As a teenager twenty years ago, Groves was convicted of burglary after breaking into a school. As a felon he was subject to a lifetime prohibition on the exercise of his innate right to armed self-defense.

In November 2008, Groves made the tragic mistake of calling the police after someone broke into his home. During the phone call Groves compounded his error by informing the police that his wife Rebecca owned a rifle and a shotgun, which she had purchased before they got married in 2003.

As is usually (for practical purposes, we could round up to “always”) the case, the police were of no use in protecting Groves’ home. Once they had arrived, they requested to see his wife’s guns, and Groves — committing his third mistake — compliantly led them to the bedroom, where they were kept for self-defense.

The police were of no help in finding the criminal who violated Groves’ home, but they led him away from the scene in handcuffs.

Despite the fact that the guns belonged to his wife; despite the fact that he had never been notified that he was subject to a lifetime ban on personal gun ownership; despite the fact that he was a federally employed firefighter entrusted to use explosives as part of his job — Groves was found “guilty” of the charge and awaits sentencing on January 29.

Judge Sally Olsen refused to permit Groves to present critical evidence in his defense. The jury wasn’t allowed to know that he was authorized to use explosives as a federal employee, or that under state law at the time of his conviction no notice was given of a lifetime ban on firearms ownership.

Olsen seemed determined to tailor the trial to accommodate the case presented by Deputy Prosecutor Giovanna Mosca, who insisted that the only significant question was whether Groves had the guns in his “dominion or control.”
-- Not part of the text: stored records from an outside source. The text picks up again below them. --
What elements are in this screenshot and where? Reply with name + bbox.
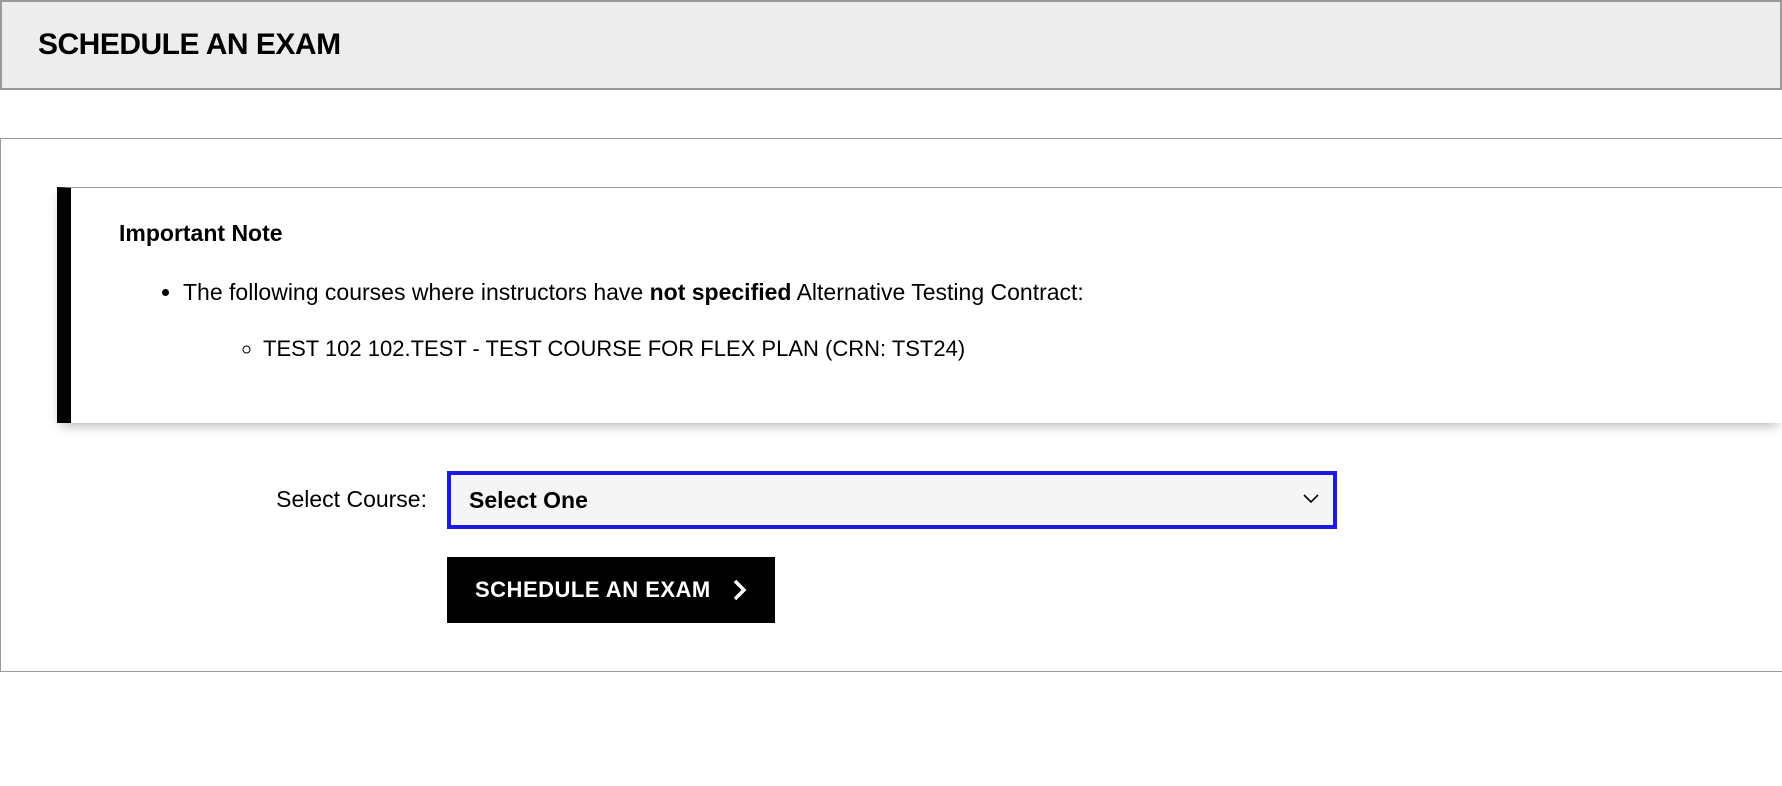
note-list-item: The following courses where instructors … [183, 275, 1742, 365]
select-course-label: Select Course: [57, 486, 447, 513]
schedule-exam-button[interactable]: SCHEDULE AN EXAM [447, 557, 775, 623]
select-course-dropdown[interactable]: Select One [447, 471, 1337, 529]
select-course-row: Select Course: Select One [57, 471, 1782, 529]
page-title: SCHEDULE AN EXAM [38, 28, 1744, 62]
note-course-item: TEST 102 102.TEST - TEST COURSE FOR FLEX… [263, 332, 1742, 365]
note-list: The following courses where instructors … [119, 275, 1742, 365]
select-course-wrap: Select One [447, 471, 1337, 529]
note-text-bold: not specified [650, 279, 792, 305]
note-text-suffix: Alternative Testing Contract: [791, 279, 1083, 305]
chevron-right-icon [733, 579, 747, 601]
schedule-button-label: SCHEDULE AN EXAM [475, 577, 711, 603]
page-header: SCHEDULE AN EXAM [0, 0, 1782, 90]
note-text-prefix: The following courses where instructors … [183, 279, 650, 305]
important-note-box: Important Note The following courses whe… [57, 187, 1782, 423]
main-content: Important Note The following courses whe… [0, 138, 1782, 672]
note-sublist: TEST 102 102.TEST - TEST COURSE FOR FLEX… [183, 332, 1742, 365]
button-row: SCHEDULE AN EXAM [57, 557, 1782, 623]
note-title: Important Note [119, 220, 1742, 247]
To his considerable credit, Groves turned down a plea bargain agreement that would have avoided jail time. Unfortunately, he apparently acted in the misplaced confidence that, first, the “system” would display an interest in justice, and second, that he would be permitted to present a defense before a jury composed of something other than collectivist drones.
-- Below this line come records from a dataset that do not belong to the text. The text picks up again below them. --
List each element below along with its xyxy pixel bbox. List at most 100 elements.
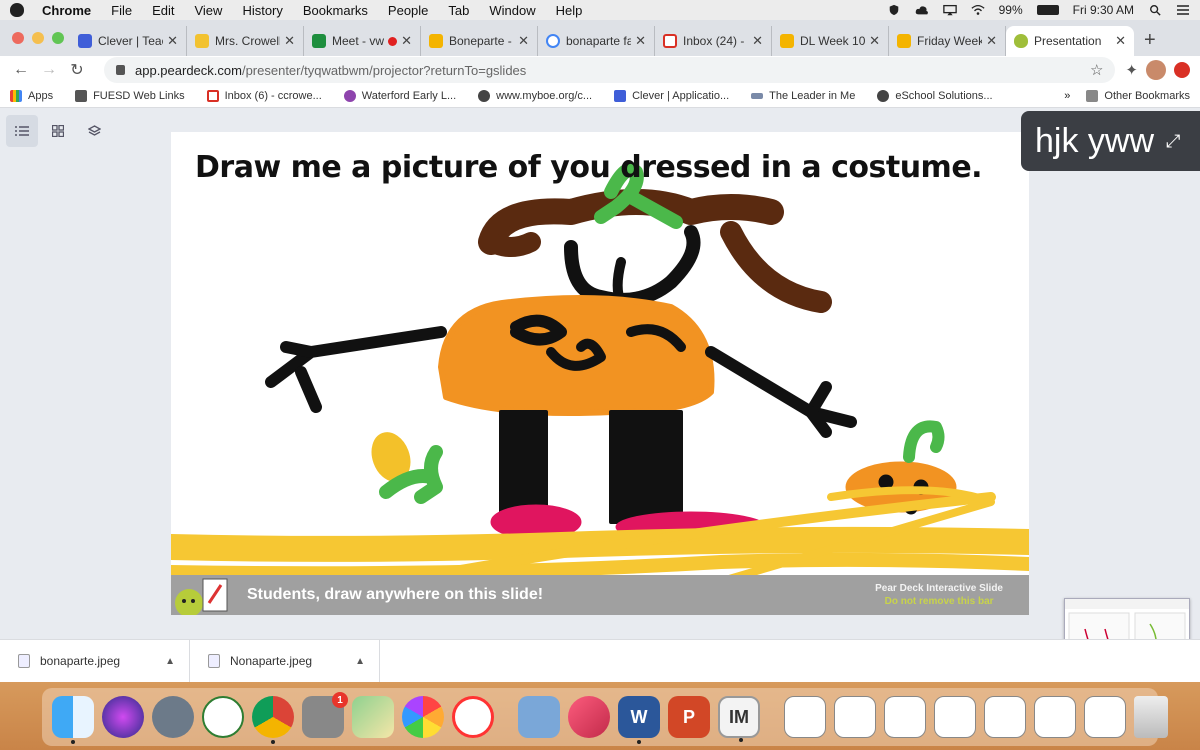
bookmark-item[interactable]: www.myboe.org/c... (478, 89, 592, 102)
menu-people[interactable]: People (388, 3, 428, 18)
list-view-icon[interactable] (6, 115, 38, 147)
reload-icon[interactable]: ↻ (66, 60, 88, 80)
grid-view-icon[interactable] (42, 115, 74, 147)
menu-tab[interactable]: Tab (448, 3, 469, 18)
close-tab-icon[interactable]: ✕ (752, 33, 763, 49)
photos-icon[interactable] (402, 696, 444, 738)
news-icon[interactable] (452, 696, 494, 738)
browser-tab[interactable]: bonaparte fall✕ (538, 26, 655, 56)
bookmark-item[interactable]: Waterford Early L... (343, 89, 456, 102)
maps-icon[interactable] (352, 696, 394, 738)
browser-tab[interactable]: Boneparte - G ✕ (421, 26, 538, 56)
menu-bookmarks[interactable]: Bookmarks (303, 3, 368, 18)
notification-center-icon[interactable] (1176, 4, 1190, 16)
word-icon[interactable]: W (618, 696, 660, 744)
bookmark-item[interactable]: Inbox (6) - ccrowe... (206, 89, 322, 102)
zoom-window-button[interactable] (52, 32, 64, 44)
bookmark-item[interactable]: Clever | Applicatio... (614, 89, 729, 102)
back-arrow-icon[interactable]: ← (10, 61, 32, 79)
browser-tab-active[interactable]: Presentation ✕ (1006, 26, 1134, 56)
address-bar[interactable]: app.peardeck.com/presenter/tyqwatbwm/pro… (104, 57, 1116, 83)
wifi-icon[interactable] (971, 4, 985, 16)
powerpoint-icon[interactable]: P (668, 696, 710, 738)
trash-icon[interactable] (1134, 696, 1168, 738)
cloud-icon[interactable] (915, 4, 929, 16)
system-preferences-icon[interactable]: 1 (302, 692, 348, 738)
close-tab-icon[interactable]: ✕ (518, 33, 529, 49)
close-window-button[interactable] (12, 32, 24, 44)
join-code-badge[interactable]: hjk yww ⤢ (1021, 111, 1200, 171)
word-letter: W (630, 706, 648, 727)
preview-icon[interactable] (518, 696, 560, 738)
menu-history[interactable]: History (242, 3, 282, 18)
minimized-window-thumbnail[interactable] (984, 696, 1026, 738)
student-drawing[interactable] (171, 132, 1029, 615)
chevron-up-icon[interactable]: ▲ (355, 656, 365, 667)
pear-mascot-icon (171, 575, 231, 615)
minimized-window-thumbnail[interactable] (834, 696, 876, 738)
chrome-icon[interactable] (252, 696, 294, 744)
bookmark-star-icon[interactable]: ☆ (1090, 61, 1103, 79)
forward-arrow-icon[interactable]: → (38, 61, 60, 79)
menu-window[interactable]: Window (489, 3, 535, 18)
apple-icon[interactable] (10, 3, 24, 17)
bookmarks-bar: Apps FUESD Web Links Inbox (6) - ccrowe.… (0, 84, 1200, 108)
download-item[interactable]: bonaparte.jpeg ▲ (0, 639, 190, 683)
minimized-window-thumbnail[interactable] (884, 696, 926, 738)
close-tab-icon[interactable]: ✕ (284, 33, 295, 49)
menu-app-name[interactable]: Chrome (42, 3, 91, 18)
tab-label: Clever | Teach (98, 34, 163, 48)
peardeck-presenter: Draw me a picture of you dressed in a co… (0, 109, 1200, 676)
bookmark-label: eSchool Solutions... (895, 89, 993, 102)
window-controls (12, 32, 64, 44)
shield-icon[interactable] (887, 4, 901, 16)
bookmark-item[interactable]: The Leader in Me (751, 90, 855, 102)
close-tab-icon[interactable]: ✕ (869, 33, 880, 49)
extension-icon[interactable] (1174, 62, 1190, 78)
bookmark-folder[interactable]: FUESD Web Links (75, 89, 185, 102)
other-bookmarks[interactable]: Other Bookmarks (1086, 89, 1190, 102)
bookmark-item[interactable]: eSchool Solutions... (877, 89, 993, 102)
close-tab-icon[interactable]: ✕ (401, 33, 412, 49)
minimized-window-thumbnail[interactable] (1084, 696, 1126, 738)
browser-tab[interactable]: Clever | Teach ✕ (70, 26, 187, 56)
tab-label: Boneparte - G (449, 34, 514, 48)
more-bookmarks-button[interactable]: » (1064, 90, 1070, 102)
download-item[interactable]: Nonaparte.jpeg ▲ (190, 639, 380, 683)
profile-avatar[interactable] (1146, 60, 1166, 80)
battery-icon[interactable] (1036, 5, 1059, 15)
launchpad-icon[interactable] (152, 696, 194, 738)
lock-icon[interactable] (116, 65, 125, 75)
close-tab-icon[interactable]: ✕ (635, 33, 646, 49)
close-tab-icon[interactable]: ✕ (1115, 33, 1126, 49)
menubar-clock[interactable]: Fri 9:30 AM (1073, 3, 1134, 17)
menu-view[interactable]: View (194, 3, 222, 18)
menu-help[interactable]: Help (556, 3, 583, 18)
minimized-window-thumbnail[interactable] (1034, 696, 1076, 738)
finder-icon[interactable] (52, 696, 94, 744)
close-tab-icon[interactable]: ✕ (986, 33, 997, 49)
expand-arrows-icon[interactable]: ⤢ (1166, 131, 1180, 152)
browser-tab[interactable]: Inbox (24) - c ✕ (655, 26, 772, 56)
close-tab-icon[interactable]: ✕ (167, 33, 178, 49)
layers-icon[interactable] (78, 115, 110, 147)
browser-tab[interactable]: Mrs. Crowell's ✕ (187, 26, 304, 56)
minimized-window-thumbnail[interactable] (784, 696, 826, 738)
chevron-up-icon[interactable]: ▲ (165, 656, 175, 667)
browser-tab[interactable]: Meet - vw ✕ (304, 26, 421, 56)
browser-tab[interactable]: DL Week 10 F✕ (772, 26, 889, 56)
school-district-logo-icon[interactable] (202, 696, 244, 738)
bookmark-apps[interactable]: Apps (10, 89, 53, 102)
menu-file[interactable]: File (111, 3, 132, 18)
menu-edit[interactable]: Edit (152, 3, 174, 18)
browser-tab[interactable]: Friday Week 1✕ (889, 26, 1006, 56)
siri-icon[interactable] (102, 696, 144, 738)
im-app-icon[interactable]: IM (718, 696, 760, 742)
minimized-window-thumbnail[interactable] (934, 696, 976, 738)
extensions-puzzle-icon[interactable]: ✦ (1125, 61, 1138, 79)
minimize-window-button[interactable] (32, 32, 44, 44)
new-tab-button[interactable]: + (1144, 29, 1156, 52)
airplay-icon[interactable] (942, 4, 957, 16)
music-icon[interactable] (568, 696, 610, 738)
spotlight-search-icon[interactable] (1148, 4, 1162, 16)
Rebecca Groves now faces the prospect of becoming a temporary single mother to the couple’s 4-year-old daughter, Sophim. She is understandably puzzled as to how her husband can be convicted of a “crime” because of guns she bought before they were married. “I did not become a felon by marrying him,” she observes.
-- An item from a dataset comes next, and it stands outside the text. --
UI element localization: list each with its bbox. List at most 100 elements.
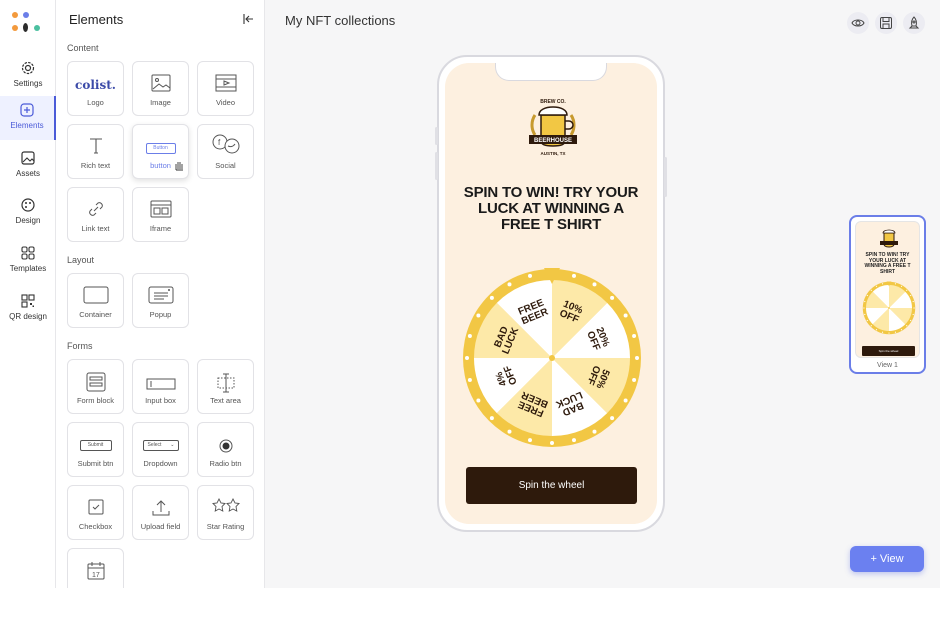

This underscores a critical point: Under what the people persecuting her family are pleased to call the “law,” she would have to be disarmed because of her husband’s teenage felony.

Here’s something else to consider: Had Groves made the mistake of enlisting in the military, Leviathan would have permitted him, while carrying out various lethal errands on its behalf, to keep and bear the firearms he wouldn’t be allowed to own as a private citizen.